In 1945, shortly after the founding of TAC, he and his wife Sarah P. Harkness joined forces with another architectural couple, Norman and Jean Fletcher (also founders of TAC) to submit entries for the Smith College dormitories competition hosted by Progressive Architecture magazine. The Harknesses and Fletchers came in second place. One of the earliest projects for TAC was the creation of the Six Moon Hill neighborhood in Lexington, Massachusetts, which featured many innovations in architecture, landscape planning and community development. The house he shared with Sarah and their growing family included radiant heat in the floor, skylights that were a reuse of the technology for creating bomber turrets, an open plan in which the kitchen was directly connected to living areas and large expanses of glass. All of the TAC partners other than Gropius lived in Six Moon Hill.
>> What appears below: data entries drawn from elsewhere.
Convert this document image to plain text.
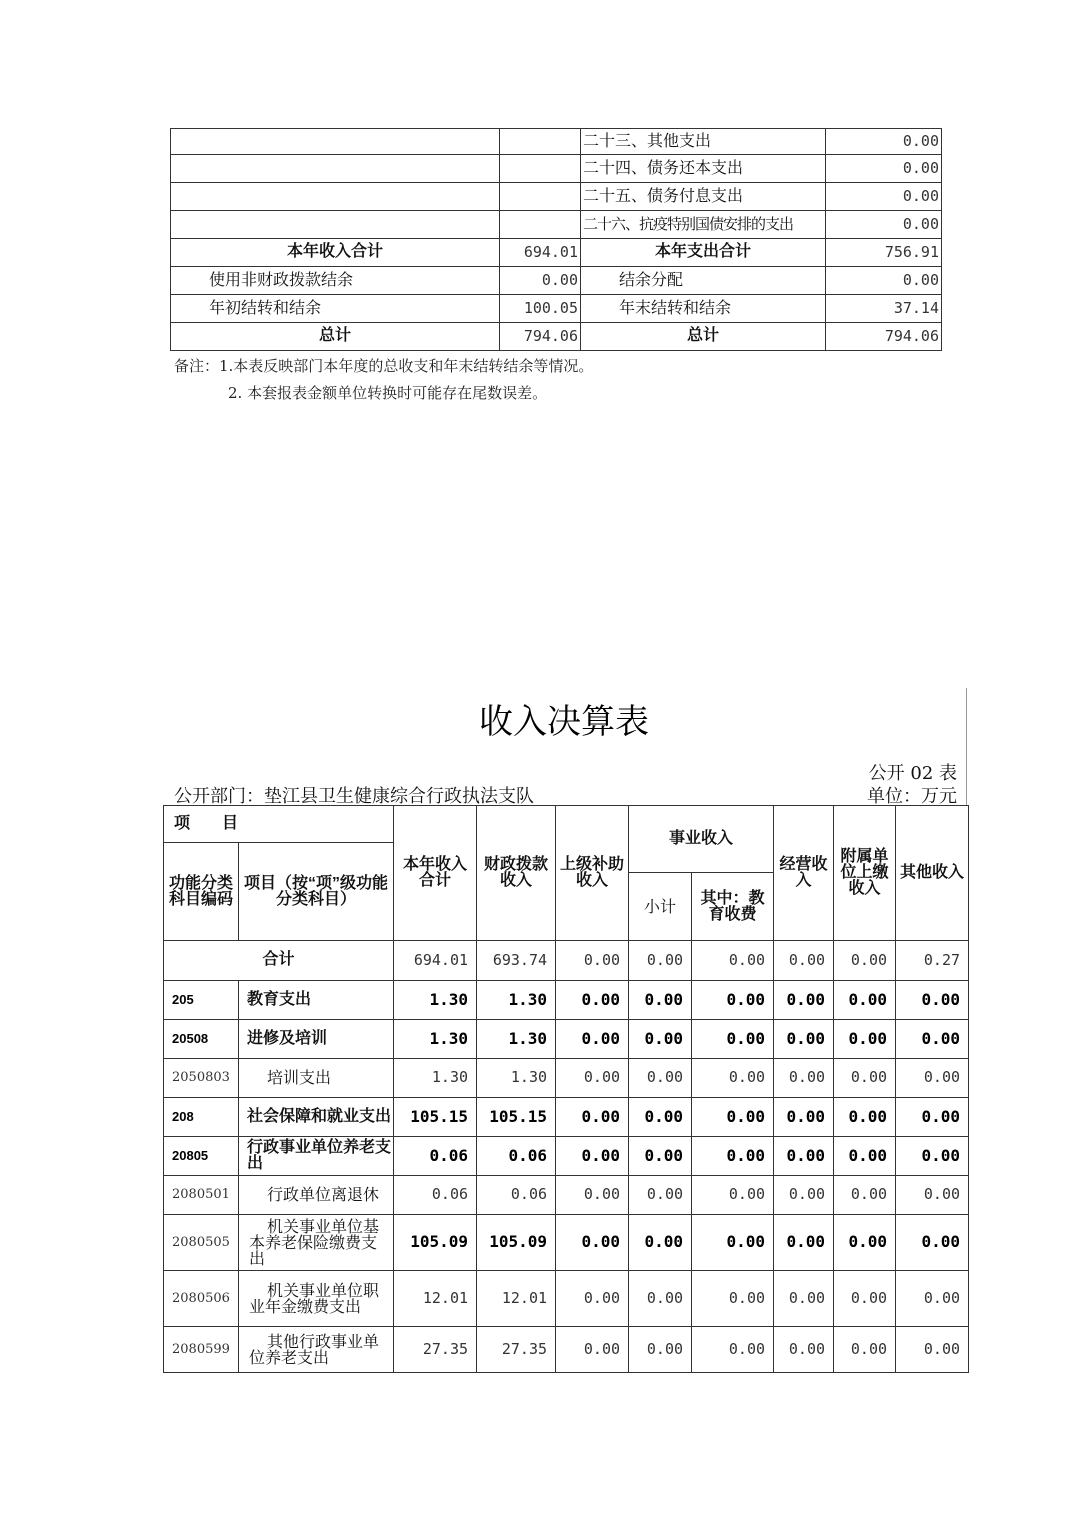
		二十三、其他支出	0.00
		二十四、债务还本支出	0.00
		二十五、债务付息支出	0.00
		二十六、抗疫特别国债安排的支出	0.00
本年收入合计	694.01	本年支出合计	756.91
使用非财政拨款结余	0.00	结余分配	0.00
年初结转和结余	100.05	年末结转和结余	37.14
总计	794.06	总计	794.06
备注：1.本表反映部门本年度的总收支和年末结转结余等情况。
2. 本套报表金额单位转换时可能存在尾数误差。
收入决算表
公开 02 表
单位：万元
公开部门：垫江县卫生健康综合行政执法支队
项　　目		本年收入合计	财政拨款收入	上级补助收入	事业收入		经营收入	附属单位上缴收入	其他收入
功能分类科目编码	项目（按“项”级功能分类科目）								
					小计	其中：教育收费			
合计		694.01	693.74	0.00	0.00	0.00	0.00	0.00	0.27
205	教育支出	1.30	1.30	0.00	0.00	0.00	0.00	0.00	0.00
20508	进修及培训	1.30	1.30	0.00	0.00	0.00	0.00	0.00	0.00
2050803	培训支出	1.30	1.30	0.00	0.00	0.00	0.00	0.00	0.00
208	社会保障和就业支出	105.15	105.15	0.00	0.00	0.00	0.00	0.00	0.00
20805	行政事业单位养老支出	0.06	0.06	0.00	0.00	0.00	0.00	0.00	0.00
2080501	行政单位离退休	0.06	0.06	0.00	0.00	0.00	0.00	0.00	0.00
2080505	机关事业单位基本养老保险缴费支出	105.09	105.09	0.00	0.00	0.00	0.00	0.00	0.00
2080506	机关事业单位职业年金缴费支出	12.01	12.01	0.00	0.00	0.00	0.00	0.00	0.00
2080599	其他行政事业单位养老支出	27.35	27.35	0.00	0.00	0.00	0.00	0.00	0.00
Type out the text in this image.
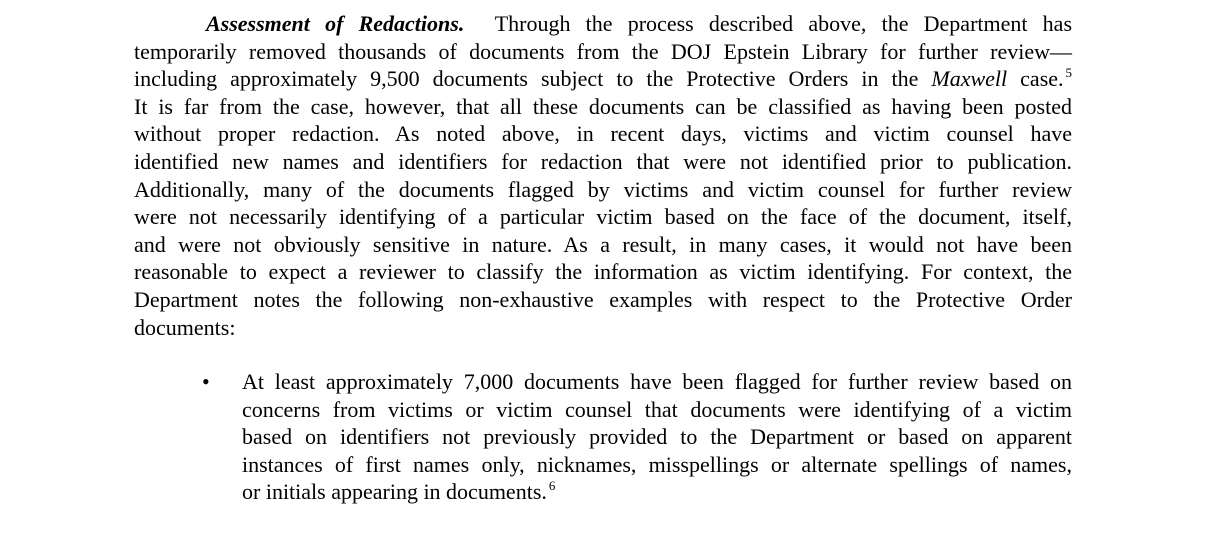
Assessment of Redactions. Through the process described above, the Department has
temporarily removed thousands of documents from the DOJ Epstein Library for further review—
including approximately 9,500 documents subject to the Protective Orders in the Maxwell case. $^5$
It is far from the case, however, that all these documents can be classified as having been posted
without proper redaction. As noted above, in recent days, victims and victim counsel have
identified new names and identifiers for redaction that were not identified prior to publication.
Additionally, many of the documents flagged by victims and victim counsel for further review
were not necessarily identifying of a particular victim based on the face of the document, itself,
and were not obviously sensitive in nature. As a result, in many cases, it would not have been
reasonable to expect a reviewer to classify the information as victim identifying. For context, the
Department notes the following non-exhaustive examples with respect to the Protective Order
documents:

• At least approximately 7,000 documents have been flagged for further review based on
concerns from victims or victim counsel that documents were identifying of a victim
based on identifiers not previously provided to the Department or based on apparent
instances of first names only, nicknames, misspellings or alternate spellings of names,
or initials appearing in documents. $^6$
This project was followed a few years later by the Five Fields residential development.

During his work at TAC, Harkness was involved in designing many public and private school buildings throughout New England, as well as urban design jobs such as Jubail New Town in Saudi Arabia, a city for 400,000 inhabitants. Wayland High School in Wayland, Massachusetts received considerable attention for its "campus" style and new methods of instruction. He was elected to the National Academy of Design in 1971 as an associate member, and became a full academician in 1994.

Harkness became Harvard wrestling's first NCAA national champion on March 26, 1938, when he defeated Oklahoma's Marshall Word for the 175 lbs. title. Harkness, the Crimson captain that season, also won the EIWA title and was named the EIWA's Most Outstanding Wrestler. He died on November 28, 2016, two days short of his 100th birthday.